Jones shows real enthusiasm when talk turns to the Sloppy Joannes, the all-girl country band in which she plays guitar in secret (“but not top secret,” she says). These days, her favorite song to play is “If You Don’t Like Hank Williams, You Can Kiss My Ass,” written by Kris Kristofferson. “It’s got a great line that I really like: You’re the only one you’re screwin’ when you put down what you don’t understand. That’s a great line, you know! It sounds crude in an interview for me to just say that, but if you heard the song …” she trails off. “I don’t mean to be crude.”
Crude? Not at all. But there is “Sucker,” Jones’ collaboration with Mike Patton on his 2006 album, Peeping Tom. She colors her usually sexy voice with menace and aggression, whispering motherfucker throughout the song. Jones is a big fan of Patton’s avant-metal, so she couldn’t turn him down. Laughing, she says, “My mom called me — she’s like, ‘Who’s Mike Patton? And why are you cursing on his album?’ It was funny.”
She knows that such things might disturb the romance and serenity that most fans expect from Jones’ work. The soft and easy sounds of Not Too Late don’t deviate from her successful formula. But she is looking to expand a bit. The ballad “Thinking About You,” the disc’s first single, is meant to be on the radio, but the next song, “Sinkin’ Soon,” is part New Orleans jazz funeral march, part Kurt Weill-Bertolt Brecht sardonic lament. In a boat that’s built from sticks and hay/We drifted from the shore/With a captain who’s too proud to say/That he dropped the oar, she sings with a little growl.
The record contains more dark images. “Wish I Could” is a countrified ballad about losing a lover to war, and “My Dear Country” mourns Election Day 2004.
YouTube: “Not My Friend” by Norah Jones, from Not Too Late:
Blue Note actually had no idea it was getting a new album from its star.

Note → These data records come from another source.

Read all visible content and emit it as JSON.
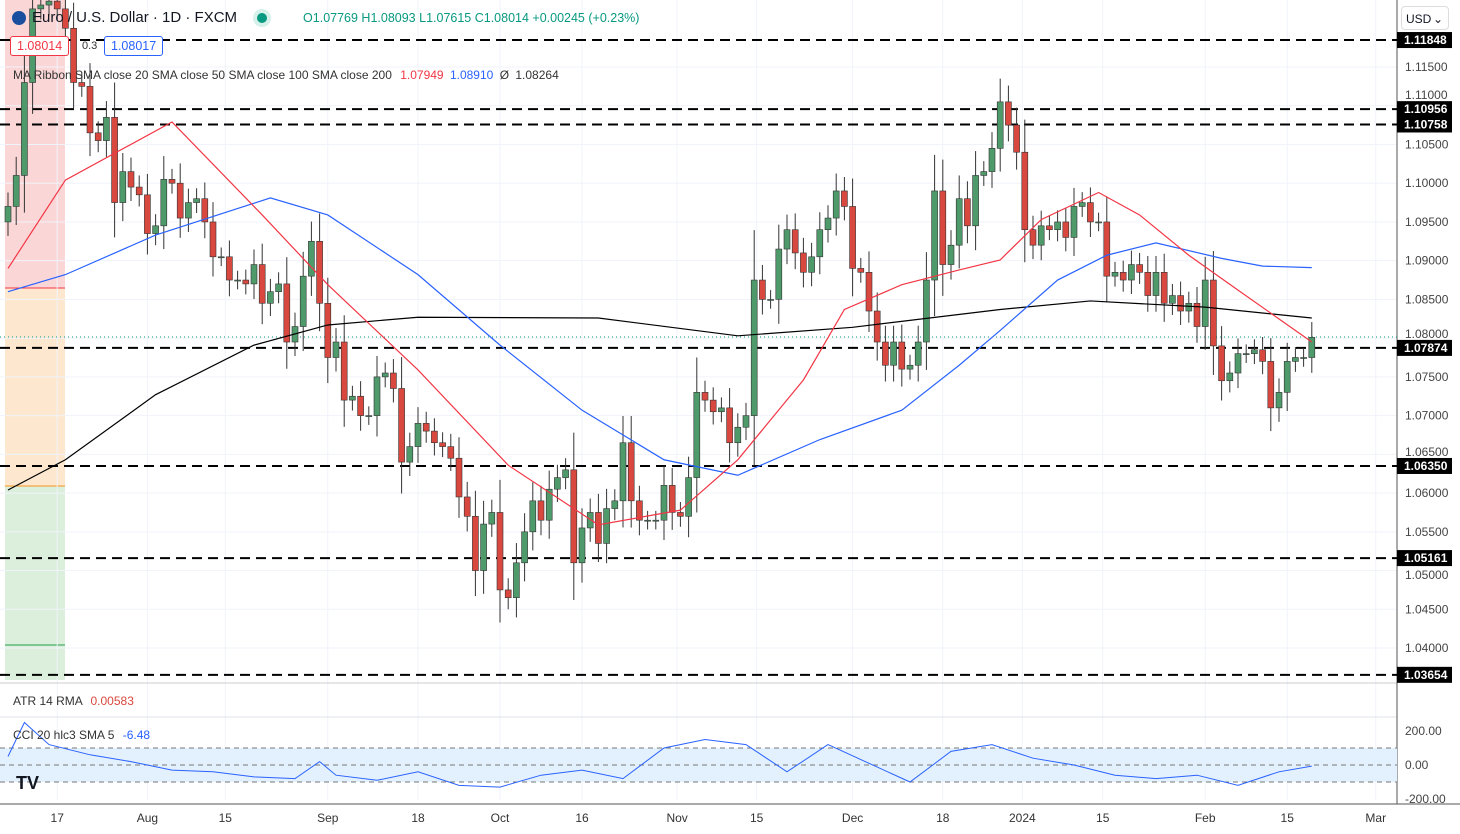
{
  "header": {
    "symbol": "Euro / U.S. Dollar · 1D · FXCM",
    "ohlc": "O1.07769 H1.08093 L1.07615 C1.08014 +0.00245 (+0.23%)",
    "bid": "1.08014",
    "spread": "0.3",
    "ask": "1.08017",
    "currency": "USD"
  },
  "legend": {
    "ma_label": "MA Ribbon SMA close 20 SMA close 50 SMA close 100 SMA close 200",
    "ma20": "1.07949",
    "ma50": "1.08910",
    "ma200_symbol": "Ø",
    "ma200": "1.08264",
    "atr_label": "ATR 14 RMA",
    "atr_value": "0.00583",
    "cci_label": "CCI 20 hlc3 SMA 5",
    "cci_value": "-6.48"
  },
  "colors": {
    "up": "#4f9a6b",
    "down": "#d9483f",
    "ma20": "#f23645",
    "ma50": "#2962ff",
    "ma200": "#000000",
    "cci": "#2962ff"
  },
  "chart_data": {
    "type": "candlestick",
    "ylim": [
      1.0345,
      1.1235
    ],
    "y_ticks": [
      "1.11500",
      "1.11000",
      "1.10500",
      "1.10000",
      "1.09500",
      "1.09000",
      "1.08500",
      "1.08000",
      "1.07500",
      "1.07000",
      "1.06500",
      "1.06000",
      "1.05500",
      "1.05000",
      "1.04500",
      "1.04000"
    ],
    "levels": [
      "1.11848",
      "1.10956",
      "1.10758",
      "1.07874",
      "1.06350",
      "1.05161",
      "1.03654"
    ],
    "x_ticks": [
      {
        "label": "17",
        "i": 6
      },
      {
        "label": "Aug",
        "i": 17
      },
      {
        "label": "15",
        "i": 26.5
      },
      {
        "label": "Sep",
        "i": 39
      },
      {
        "label": "18",
        "i": 50
      },
      {
        "label": "Oct",
        "i": 60
      },
      {
        "label": "16",
        "i": 70
      },
      {
        "label": "Nov",
        "i": 81.6
      },
      {
        "label": "15",
        "i": 91.3
      },
      {
        "label": "Dec",
        "i": 103
      },
      {
        "label": "18",
        "i": 114
      },
      {
        "label": "2024",
        "i": 123.7
      },
      {
        "label": "15",
        "i": 133.5
      },
      {
        "label": "Feb",
        "i": 146
      },
      {
        "label": "15",
        "i": 156
      },
      {
        "label": "Mar",
        "i": 166.8
      }
    ],
    "close": [
      1.097,
      1.101,
      1.113,
      1.1225,
      1.123,
      1.1235,
      1.1225,
      1.12,
      1.113,
      1.1125,
      1.1065,
      1.1055,
      1.1085,
      1.0975,
      1.1015,
      1.0995,
      1.0985,
      1.0935,
      1.0945,
      1.1005,
      1.1,
      1.0955,
      1.0975,
      1.098,
      1.095,
      1.0905,
      1.0905,
      1.0875,
      1.0875,
      1.087,
      1.0895,
      1.0845,
      1.086,
      1.087,
      1.0795,
      1.0815,
      1.088,
      1.0925,
      1.0845,
      1.0775,
      1.0795,
      1.072,
      1.0725,
      1.07,
      1.07,
      1.075,
      1.0755,
      1.0735,
      1.064,
      1.066,
      1.069,
      1.068,
      1.0665,
      1.066,
      1.0645,
      1.0595,
      1.057,
      1.05,
      1.056,
      1.0575,
      1.0475,
      1.0465,
      1.051,
      1.055,
      1.059,
      1.0565,
      1.0605,
      1.062,
      1.063,
      1.051,
      1.0555,
      1.0575,
      1.0535,
      1.058,
      1.059,
      1.0665,
      1.059,
      1.0565,
      1.0565,
      1.0565,
      1.061,
      1.0575,
      1.057,
      1.062,
      1.073,
      1.072,
      1.0705,
      1.071,
      1.0665,
      1.0685,
      1.07,
      1.0875,
      1.085,
      1.085,
      1.0915,
      1.094,
      1.091,
      1.0885,
      1.0905,
      1.094,
      1.0955,
      1.099,
      1.097,
      1.089,
      1.0885,
      1.0835,
      1.0795,
      1.0765,
      1.0795,
      1.076,
      1.0765,
      1.0795,
      1.0875,
      1.099,
      1.0895,
      1.092,
      1.098,
      1.0945,
      1.101,
      1.1015,
      1.1045,
      1.1105,
      1.1075,
      1.104,
      1.094,
      1.092,
      1.0945,
      1.094,
      1.095,
      1.093,
      1.097,
      1.0975,
      1.095,
      1.095,
      1.088,
      1.0885,
      1.0875,
      1.0895,
      1.0885,
      1.0855,
      1.0885,
      1.0845,
      1.0855,
      1.0835,
      1.0845,
      1.0815,
      1.0875,
      1.079,
      1.0745,
      1.0755,
      1.078,
      1.078,
      1.0785,
      1.077,
      1.071,
      1.073,
      1.077,
      1.0775,
      1.0775,
      1.0801
    ],
    "ma20": [
      [
        0,
        1.089
      ],
      [
        7,
        1.1004
      ],
      [
        20,
        1.1079
      ],
      [
        31,
        1.0959
      ],
      [
        39,
        1.0869
      ],
      [
        50,
        1.0759
      ],
      [
        61,
        1.0636
      ],
      [
        72,
        1.0559
      ],
      [
        82,
        1.0578
      ],
      [
        89,
        1.0643
      ],
      [
        97,
        1.0746
      ],
      [
        102,
        1.0837
      ],
      [
        109,
        1.0869
      ],
      [
        116,
        1.0888
      ],
      [
        121,
        1.0901
      ],
      [
        126,
        1.0953
      ],
      [
        133,
        1.0988
      ],
      [
        138,
        1.0959
      ],
      [
        144,
        1.0907
      ],
      [
        150,
        1.0862
      ],
      [
        159,
        1.0795
      ]
    ],
    "ma50": [
      [
        0,
        1.086
      ],
      [
        7,
        1.0882
      ],
      [
        18,
        1.0933
      ],
      [
        32,
        1.0981
      ],
      [
        39,
        1.0959
      ],
      [
        50,
        1.0882
      ],
      [
        60,
        1.0791
      ],
      [
        70,
        1.0707
      ],
      [
        80,
        1.0643
      ],
      [
        89,
        1.0623
      ],
      [
        99,
        1.0669
      ],
      [
        109,
        1.0707
      ],
      [
        116,
        1.0765
      ],
      [
        121,
        1.081
      ],
      [
        128,
        1.0875
      ],
      [
        134,
        1.0907
      ],
      [
        140,
        1.0923
      ],
      [
        148,
        1.0903
      ],
      [
        153,
        1.0893
      ],
      [
        159,
        1.0891
      ]
    ],
    "ma200": [
      [
        0,
        1.0604
      ],
      [
        7,
        1.0643
      ],
      [
        18,
        1.0727
      ],
      [
        30,
        1.0791
      ],
      [
        39,
        1.0817
      ],
      [
        50,
        1.0827
      ],
      [
        72,
        1.0826
      ],
      [
        89,
        1.0803
      ],
      [
        103,
        1.0814
      ],
      [
        121,
        1.0837
      ],
      [
        132,
        1.0848
      ],
      [
        146,
        1.084
      ],
      [
        159,
        1.0826
      ]
    ],
    "cci": {
      "y_ticks": [
        "200.00",
        "0.00",
        "-200.00"
      ],
      "points": [
        [
          0,
          50
        ],
        [
          2,
          250
        ],
        [
          5,
          120
        ],
        [
          10,
          60
        ],
        [
          15,
          20
        ],
        [
          20,
          -30
        ],
        [
          25,
          -40
        ],
        [
          30,
          -70
        ],
        [
          35,
          -80
        ],
        [
          38,
          20
        ],
        [
          40,
          -60
        ],
        [
          45,
          -90
        ],
        [
          50,
          -40
        ],
        [
          55,
          -120
        ],
        [
          60,
          -130
        ],
        [
          65,
          -60
        ],
        [
          70,
          -30
        ],
        [
          75,
          -80
        ],
        [
          80,
          100
        ],
        [
          85,
          150
        ],
        [
          90,
          120
        ],
        [
          95,
          -40
        ],
        [
          100,
          120
        ],
        [
          105,
          10
        ],
        [
          110,
          -100
        ],
        [
          115,
          80
        ],
        [
          120,
          120
        ],
        [
          125,
          40
        ],
        [
          130,
          0
        ],
        [
          135,
          -60
        ],
        [
          140,
          -80
        ],
        [
          145,
          -60
        ],
        [
          150,
          -120
        ],
        [
          155,
          -40
        ],
        [
          159,
          -6.48
        ]
      ]
    }
  }
}
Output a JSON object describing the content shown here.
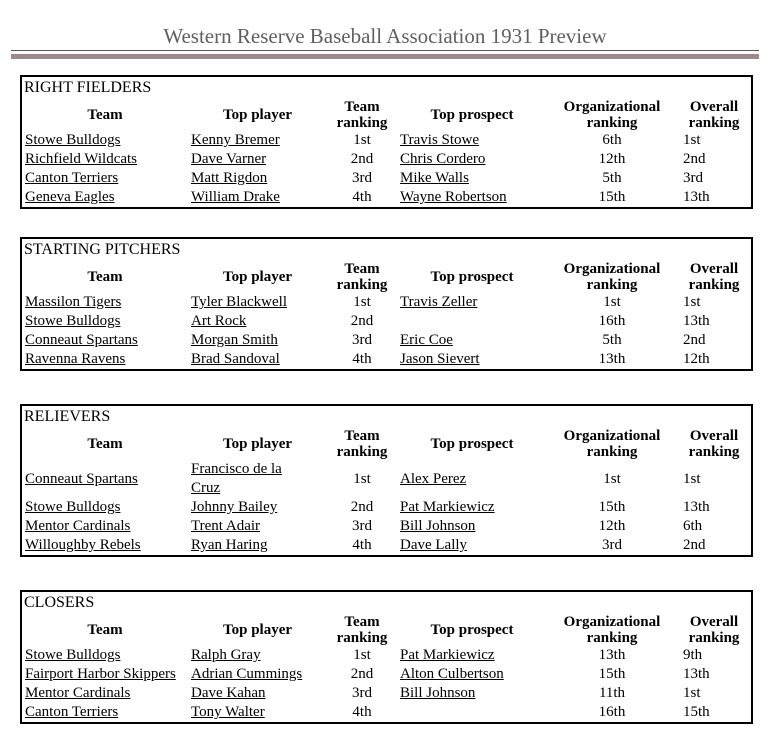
{
  "page": {
    "title": "Western Reserve Baseball Association 1931 Preview"
  },
  "colors": {
    "title_text": "#5f5f5f",
    "rule_thin": "#5e5254",
    "rule_thick": "#a0888a",
    "table_border": "#000000"
  },
  "columns": [
    "Team",
    "Top player",
    "Team ranking",
    "Top prospect",
    "Organizational ranking",
    "Overall ranking"
  ],
  "tables": [
    {
      "section": "RIGHT FIELDERS",
      "rows": [
        [
          "Stowe Bulldogs",
          "Kenny Bremer",
          "1st",
          "Travis Stowe",
          "6th",
          "1st"
        ],
        [
          "Richfield Wildcats",
          "Dave Varner",
          "2nd",
          "Chris Cordero",
          "12th",
          "2nd"
        ],
        [
          "Canton Terriers",
          "Matt Rigdon",
          "3rd",
          "Mike Walls",
          "5th",
          "3rd"
        ],
        [
          "Geneva Eagles",
          "William Drake",
          "4th",
          "Wayne Robertson",
          "15th",
          "13th"
        ]
      ]
    },
    {
      "section": "STARTING PITCHERS",
      "rows": [
        [
          "Massilon Tigers",
          "Tyler Blackwell",
          "1st",
          "Travis Zeller",
          "1st",
          "1st"
        ],
        [
          "Stowe Bulldogs",
          "Art Rock",
          "2nd",
          "",
          "16th",
          "13th"
        ],
        [
          "Conneaut Spartans",
          "Morgan Smith",
          "3rd",
          "Eric Coe",
          "5th",
          "2nd"
        ],
        [
          "Ravenna Ravens",
          "Brad Sandoval",
          "4th",
          "Jason Sievert",
          "13th",
          "12th"
        ]
      ]
    },
    {
      "section": "RELIEVERS",
      "rows": [
        [
          "Conneaut Spartans",
          "Francisco de la Cruz",
          "1st",
          "Alex Perez",
          "1st",
          "1st"
        ],
        [
          "Stowe Bulldogs",
          "Johnny Bailey",
          "2nd",
          "Pat Markiewicz",
          "15th",
          "13th"
        ],
        [
          "Mentor Cardinals",
          "Trent Adair",
          "3rd",
          "Bill Johnson",
          "12th",
          "6th"
        ],
        [
          "Willoughby Rebels",
          "Ryan Haring",
          "4th",
          "Dave Lally",
          "3rd",
          "2nd"
        ]
      ]
    },
    {
      "section": "CLOSERS",
      "rows": [
        [
          "Stowe Bulldogs",
          "Ralph Gray",
          "1st",
          "Pat Markiewicz",
          "13th",
          "9th"
        ],
        [
          "Fairport Harbor Skippers",
          "Adrian Cummings",
          "2nd",
          "Alton Culbertson",
          "15th",
          "13th"
        ],
        [
          "Mentor Cardinals",
          "Dave Kahan",
          "3rd",
          "Bill Johnson",
          "11th",
          "1st"
        ],
        [
          "Canton Terriers",
          "Tony Walter",
          "4th",
          "",
          "16th",
          "15th"
        ]
      ]
    }
  ]
}
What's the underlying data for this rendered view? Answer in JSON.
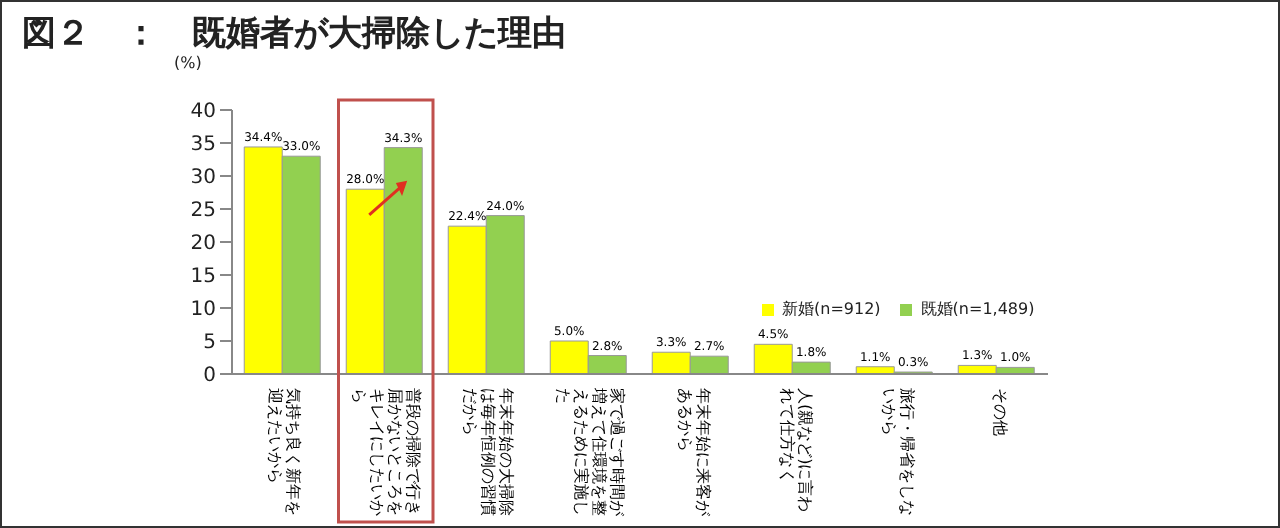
{
  "chart_data": {
    "type": "bar",
    "title": "図２　：　既婚者が大掃除した理由",
    "ylabel": "(%)",
    "categories": [
      "気持ち良く新年を迎えたいから",
      "普段の掃除で行き届かないところをキレイにしたいから",
      "年末年始の大掃除は毎年恒例の習慣だから",
      "家で過ごす時間が増えて住環境を整えるために実施した",
      "年末年始に来客があるから",
      "人(親など)に言われて仕方なく",
      "旅行・帰省をしないから",
      "その他"
    ],
    "series": [
      {
        "name": "新婚(n=912)",
        "color": "#ffff00",
        "values": [
          34.4,
          28.0,
          22.4,
          5.0,
          3.3,
          4.5,
          1.1,
          1.3
        ],
        "value_labels": [
          "34.4%",
          "28.0%",
          "22.4%",
          "5.0%",
          "3.3%",
          "4.5%",
          "1.1%",
          "1.3%"
        ]
      },
      {
        "name": "既婚(n=1,489)",
        "color": "#92d050",
        "values": [
          33.0,
          34.3,
          24.0,
          2.8,
          2.7,
          1.8,
          0.3,
          1.0
        ],
        "value_labels": [
          "33.0%",
          "34.3%",
          "24.0%",
          "2.8%",
          "2.7%",
          "1.8%",
          "0.3%",
          "1.0%"
        ]
      }
    ],
    "ylim": [
      0,
      40
    ],
    "yticks": [
      0,
      5,
      10,
      15,
      20,
      25,
      30,
      35,
      40
    ],
    "grid": false,
    "legend": "right"
  }
}
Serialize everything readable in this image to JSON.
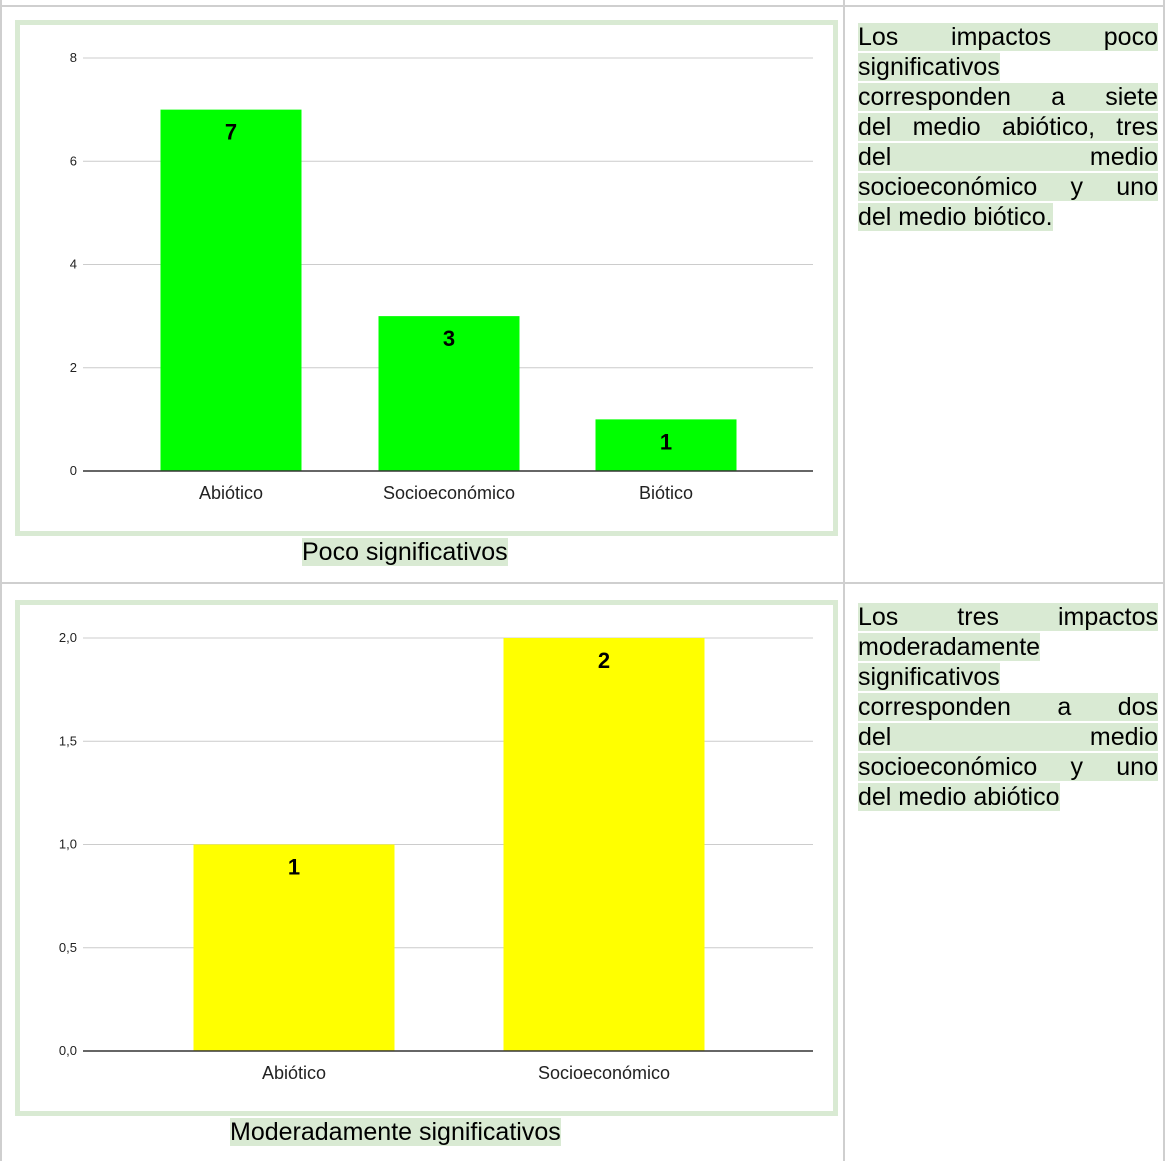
{
  "colors": {
    "accent_panel": "#d9ead3",
    "grid": "#cccccc",
    "axis": "#333333"
  },
  "chart_data": [
    {
      "type": "bar",
      "title": "",
      "xlabel": "",
      "ylabel": "",
      "categories": [
        "Abiótico",
        "Socioeconómico",
        "Biótico"
      ],
      "values": [
        7,
        3,
        1
      ],
      "data_labels": [
        "7",
        "3",
        "1"
      ],
      "ylim": [
        0,
        8
      ],
      "yticks": [
        0,
        2,
        4,
        6,
        8
      ],
      "ytick_labels": [
        "0",
        "2",
        "4",
        "6",
        "8"
      ],
      "color": "#00ff00",
      "grid": true,
      "legend": "none"
    },
    {
      "type": "bar",
      "title": "",
      "xlabel": "",
      "ylabel": "",
      "categories": [
        "Abiótico",
        "Socioeconómico"
      ],
      "values": [
        1,
        2
      ],
      "data_labels": [
        "1",
        "2"
      ],
      "ylim": [
        0,
        2
      ],
      "yticks": [
        0,
        0.5,
        1,
        1.5,
        2
      ],
      "ytick_labels": [
        "0,0",
        "0,5",
        "1,0",
        "1,5",
        "2,0"
      ],
      "color": "#ffff00",
      "grid": true,
      "legend": "none"
    }
  ],
  "captions": [
    "Poco significativos",
    "Moderadamente significativos"
  ],
  "descriptions": [
    [
      "Los impactos poco",
      "significativos",
      "corresponden a siete",
      "del medio abiótico, tres",
      "del medio",
      "socioeconómico y uno",
      "del medio biótico."
    ],
    [
      "Los tres impactos",
      "moderadamente",
      "significativos",
      "corresponden a dos",
      "del medio",
      "socioeconómico y uno",
      "del medio abiótico"
    ]
  ]
}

Trying to prevent the suits from looking over her shoulder and applying pressure, “We tried to keep it under the radar,” Jones says. She started writing the tunes back in 2004 with her main collaborator, Lee Alexander. “You know, they’ll [the label executives] slap a release date on you as soon as they start putting out money for it,” she adds.
Jones keeps secrets from her label and slips out on weekends by donning a wig. What other secrets is she keeping? Why, she’s even two-timing the music biz: She is about to make her acting debut in My Blueberry Nights, which opened the 2007 Cannes Film Festival on May 16 — and Jones will be there. “I’m excited and terrified,” she says, sounding more of the latter.
For Jones, the 14-hour shooting days were a rewarding experience, and she’d do it again, but wouldn’t want movies to interfere with her music. “I became a musician because I liked the idea of sleeping late and just jammin’,” she admits, laughing. “I don’t know if I want to give up that lifestyle.”
But back to looking ahead 40 years:
“I don’t know if people are always going to buy my CDs,” she says, sounding like the most relaxed person in the world. “[But] I’m not going to stop. If people care or not, that remains to be seen. But it doesn’t bother me if they don’t.”
She’s made enough money with jazz-tinged easy listening. “I’ve been lucky enough that I can do this the rest of my life, and I don’t have to depend on selling any more records. You just gotta make sure you do what you want to do.”